The foreclosure process differs by state, but there are some general steps to take if faced with foreclosure.
Foreclosure proceedings can begin after a single missed payment but most lenders have a grace period for late payment with a fee attached to it. It typically takes a late payment of 1 month for the alarm bells to sound off. After the second missed payment, you will receive phone calls. Many lenders will accept both late payments to bring the loan current and refuse partial payment checks.
Once payments fall 3 months behind, things will get more serious. Typically most lenders will begin the foreclosure process in 1-2 ways: judicial sale which requires the process go through the court system or power of sale, which can be carried out by the mortgage holder.
All states allow judicial sale, while only 29 allow power of sale. If your state allows power of sale, the loan papers will include a clause that says this method can be used. Power of sale is typically faster than the judicial route.
Judicial sale:
-The lender will file suit with the courts
-You’ll receive a letter from the court demanding payment
-You’ll have 30 days to responds with payment to avoid foreclosure
-At the end of the repayment period, a judgment will be entered and the lender can request sale of the property via auction.
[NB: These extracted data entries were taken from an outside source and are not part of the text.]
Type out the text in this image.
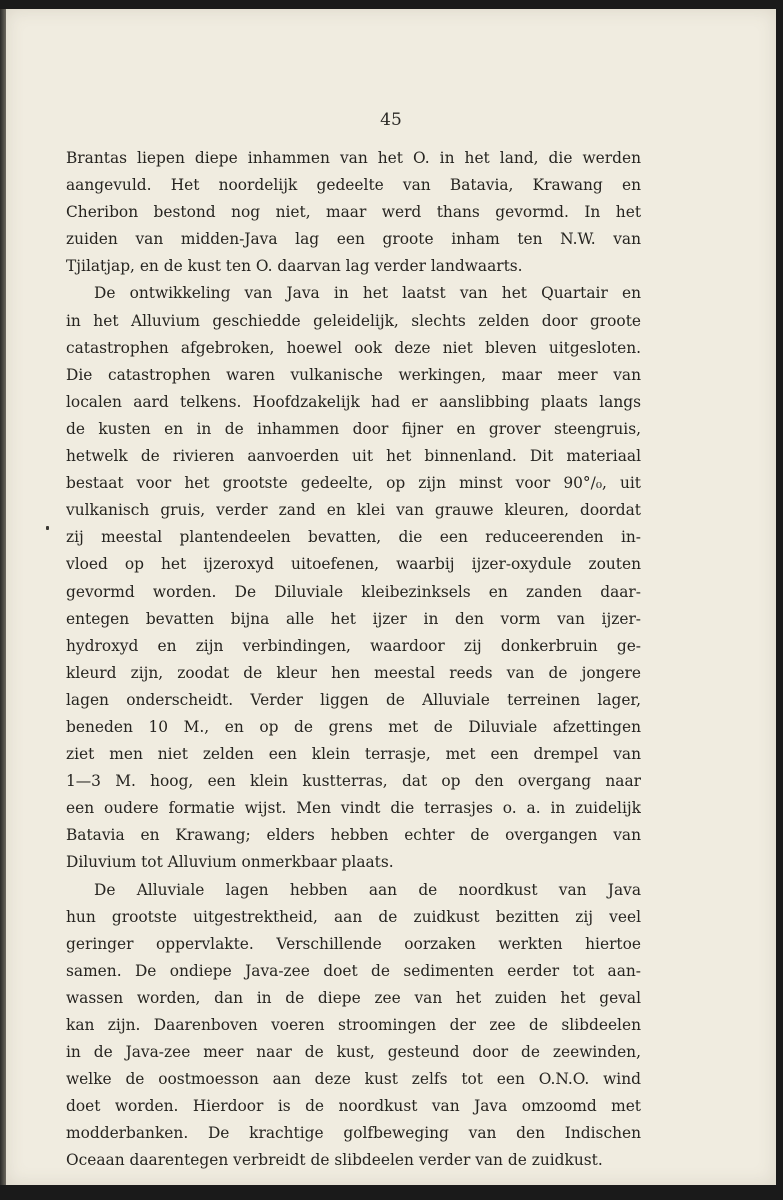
45
Brantas liepen diepe inhammen van het O. in het land, die werden
aangevuld. Het noordelijk gedeelte van Batavia, Krawang en
Cheribon bestond nog niet, maar werd thans gevormd. In het
zuiden van midden-Java lag een groote inham ten N.W. van
Tjilatjap, en de kust ten O. daarvan lag verder landwaarts.
De ontwikkeling van Java in het laatst van het Quartair en
in het Alluvium geschiedde geleidelijk, slechts zelden door groote
catastrophen afgebroken, hoewel ook deze niet bleven uitgesloten.
Die catastrophen waren vulkanische werkingen, maar meer van
localen aard telkens. Hoofdzakelijk had er aanslibbing plaats langs
de kusten en in de inhammen door fijner en grover steengruis,
hetwelk de rivieren aanvoerden uit het binnenland. Dit materiaal
bestaat voor het grootste gedeelte, op zijn minst voor 90°/₀, uit
vulkanisch gruis, verder zand en klei van grauwe kleuren, doordat
zij meestal plantendeelen bevatten, die een reduceerenden in-
vloed op het ijzeroxyd uitoefenen, waarbij ijzer-oxydule zouten
gevormd worden. De Diluviale kleibezinksels en zanden daar-
entegen bevatten bijna alle het ijzer in den vorm van ijzer-
hydroxyd en zijn verbindingen, waardoor zij donkerbruin ge-
kleurd zijn, zoodat de kleur hen meestal reeds van de jongere
lagen onderscheidt. Verder liggen de Alluviale terreinen lager,
beneden 10 M., en op de grens met de Diluviale afzettingen
ziet men niet zelden een klein terrasje, met een drempel van
1—3 M. hoog, een klein kustterras, dat op den overgang naar
een oudere formatie wijst. Men vindt die terrasjes o. a. in zuidelijk
Batavia en Krawang; elders hebben echter de overgangen van
Diluvium tot Alluvium onmerkbaar plaats.
De Alluviale lagen hebben aan de noordkust van Java
hun grootste uitgestrektheid, aan de zuidkust bezitten zij veel
geringer oppervlakte. Verschillende oorzaken werkten hiertoe
samen. De ondiepe Java-zee doet de sedimenten eerder tot aan-
wassen worden, dan in de diepe zee van het zuiden het geval
kan zijn. Daarenboven voeren stroomingen der zee de slibdeelen
in de Java-zee meer naar de kust, gesteund door de zeewinden,
welke de oostmoesson aan deze kust zelfs tot een O.N.O. wind
doet worden. Hierdoor is de noordkust van Java omzoomd met
modderbanken. De krachtige golfbeweging van den Indischen
Oceaan daarentegen verbreidt de slibdeelen verder van de zuidkust.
-The auction is carried out by the sheriff’s office
-Once the property is sold, you are serve dwith an eviction notice by the sheriff’s office.
Power of sale:
-The lender will serve you with papers demanding payment
-After a waiting period, the deed of trust is drawn up that temporarily conveys the property to a trustee.
-The trustee will sell the house at public auction for the lender
-Many times the foreclosures are subject to judicial review to make sure everything is carried out legally.
-There is usually a requirement for the lender to post a public notice of sale for the auction.
Both types of foreclosure require that other involved parties be notified of the proceedings. If the homeowner took out another loan against the house with a 3rd party, the lender must be contacted and its loan amount must be paid from the auction’s proceeds. If the 3rd party isn’t paid, it can apply the mortgage to the new property owner. Many times, the lender will buy the property back and attempt to sell it at a later date.
There may also be deficiency judgments made against the borrower if the sale of the property doesn’t satisfy the amount of the loan. The entire difference between the two can be required, though some states only require that difference between the fair value of the property and the loan amount to be paid.
There’s one more type of foreclosure that’s almost obsolete called strict foreclosure. Once judgment is made on the lawsuit, the property is automatically assumed by the mortgage holder. Only Connecticut and Vermont will allow this practice.